4

I've been able to encode a std::vector<char> to Base64 using boost and the following code:

using namespace boost::archive::iterators;

std::string message(binary.begin(), binary.end());
std::stringstream os;
using base64_text = insert_linebreaks<base64_from_binary<transform_width<const char *, 6, 8>>, 72>;

std::copy(
    base64_text(message.c_str()),
    base64_text(message.c_str() + message.size()),
    ostream_iterator<char>(os)
);

return os.str();

I found this on Stackoverflow. Well, now I want to to the same thing backwards, putting in a Base64 formatted std::string and end up with a std::vector<char>. But I can't adapt my example to do the thing in reverse. I found some other code online, which works nice with a Hello World example, but when there's an actual bigger Base64 which also contains some critical characters like backslashes, the whole thing crashes.

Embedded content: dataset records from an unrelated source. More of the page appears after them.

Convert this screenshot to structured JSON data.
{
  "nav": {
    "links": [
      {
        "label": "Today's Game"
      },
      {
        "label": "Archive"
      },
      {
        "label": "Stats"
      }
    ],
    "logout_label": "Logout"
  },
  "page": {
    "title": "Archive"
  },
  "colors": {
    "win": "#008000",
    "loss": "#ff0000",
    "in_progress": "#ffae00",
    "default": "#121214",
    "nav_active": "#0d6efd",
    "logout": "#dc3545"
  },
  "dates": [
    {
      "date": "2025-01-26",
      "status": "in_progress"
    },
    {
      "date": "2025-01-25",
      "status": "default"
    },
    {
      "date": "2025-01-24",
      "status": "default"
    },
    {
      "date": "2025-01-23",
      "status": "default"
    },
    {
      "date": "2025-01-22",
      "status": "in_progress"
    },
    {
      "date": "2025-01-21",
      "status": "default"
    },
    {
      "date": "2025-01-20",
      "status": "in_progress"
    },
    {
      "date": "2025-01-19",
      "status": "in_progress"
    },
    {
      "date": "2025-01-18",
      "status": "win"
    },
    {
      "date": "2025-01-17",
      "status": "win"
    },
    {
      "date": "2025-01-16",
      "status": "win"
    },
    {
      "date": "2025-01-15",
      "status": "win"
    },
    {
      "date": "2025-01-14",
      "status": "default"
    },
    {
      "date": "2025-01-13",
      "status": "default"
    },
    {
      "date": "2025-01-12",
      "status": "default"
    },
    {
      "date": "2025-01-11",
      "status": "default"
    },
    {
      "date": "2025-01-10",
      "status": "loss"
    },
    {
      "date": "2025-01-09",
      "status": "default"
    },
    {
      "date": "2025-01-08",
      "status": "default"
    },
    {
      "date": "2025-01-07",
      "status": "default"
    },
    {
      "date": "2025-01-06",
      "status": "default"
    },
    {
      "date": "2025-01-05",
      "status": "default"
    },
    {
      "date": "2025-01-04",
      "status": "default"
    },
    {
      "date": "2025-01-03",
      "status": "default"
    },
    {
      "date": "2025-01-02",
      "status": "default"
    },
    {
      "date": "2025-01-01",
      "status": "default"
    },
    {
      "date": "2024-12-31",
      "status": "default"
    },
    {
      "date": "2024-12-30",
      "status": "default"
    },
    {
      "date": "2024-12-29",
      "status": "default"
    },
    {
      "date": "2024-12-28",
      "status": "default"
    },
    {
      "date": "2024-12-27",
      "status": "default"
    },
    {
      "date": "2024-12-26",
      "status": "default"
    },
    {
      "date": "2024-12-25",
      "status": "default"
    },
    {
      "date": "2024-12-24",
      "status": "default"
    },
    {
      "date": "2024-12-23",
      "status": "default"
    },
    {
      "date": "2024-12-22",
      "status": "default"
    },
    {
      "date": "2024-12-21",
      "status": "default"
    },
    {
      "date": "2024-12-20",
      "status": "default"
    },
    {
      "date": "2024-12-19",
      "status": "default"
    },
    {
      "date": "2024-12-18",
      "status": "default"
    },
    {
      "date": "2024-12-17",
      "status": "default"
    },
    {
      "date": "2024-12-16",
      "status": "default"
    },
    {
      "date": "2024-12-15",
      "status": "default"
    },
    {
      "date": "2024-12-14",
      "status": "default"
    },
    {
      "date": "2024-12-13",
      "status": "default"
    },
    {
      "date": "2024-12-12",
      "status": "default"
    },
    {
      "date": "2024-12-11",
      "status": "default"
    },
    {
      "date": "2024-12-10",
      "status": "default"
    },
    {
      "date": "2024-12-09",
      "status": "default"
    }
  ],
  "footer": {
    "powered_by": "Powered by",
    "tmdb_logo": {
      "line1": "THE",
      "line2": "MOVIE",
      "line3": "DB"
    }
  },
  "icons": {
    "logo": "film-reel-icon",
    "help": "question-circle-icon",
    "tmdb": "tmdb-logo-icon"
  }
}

This is what I'm doing now to decode:

using namespace std;
using namespace boost::archive::iterators;

typedef
    transform_width<
        binary_from_base64<string::const_iterator>, 8, 6
        > binary_t;
string dec(binary_t(str.begin()), binary_t(str.end()));
return dec;

It crashes in the last line before the return, when I'm about to create the string. Do you see what's wrong with it?

DenverCoder21
  • 879
  • 3
  • 16
  • 34
  • What's a backslash doing in a base64 encoded string? | "the whole thing crashes" -- Details? Is it throwing an exception due to invalid input and you're failing to catch it? – Dan Mašek Sep 21 '17 at 18:11
  • According to wikipedia it's the character with the value 63. – DenverCoder21 Sep 21 '17 at 18:28
  • In that case you've got your slashes mixed up: / is forward, \ is back. – Dan Mašek Sep 21 '17 at 18:32
  • Ah of course, my bad. There are no backslashes in my base64 string, just ordinary forward ones. – DenverCoder21 Sep 21 '17 at 18:34
  • Add a try/catch or run it in a debugger and see what you can find out about the reason for a crash. It would be also useful if you could provide a [mcve], including a sample input which causes the error. – Dan Mašek Sep 21 '17 at 18:35
  • I'll see if I can find some data that crashes and I'm allowed to post here. Converting a "Hello world" back and forth works fine. – DenverCoder21 Sep 21 '17 at 18:41
  • Please try your code with strings of 1,2,3 bytes length - and report the result. I saw boost had a problem with strings that length is not multiplier of 3... – Artemy Vysotsky Sep 21 '17 at 18:52

3 Answers3

7

base64 requires both input and output to be padded into multiples of 3 and 4 respectively.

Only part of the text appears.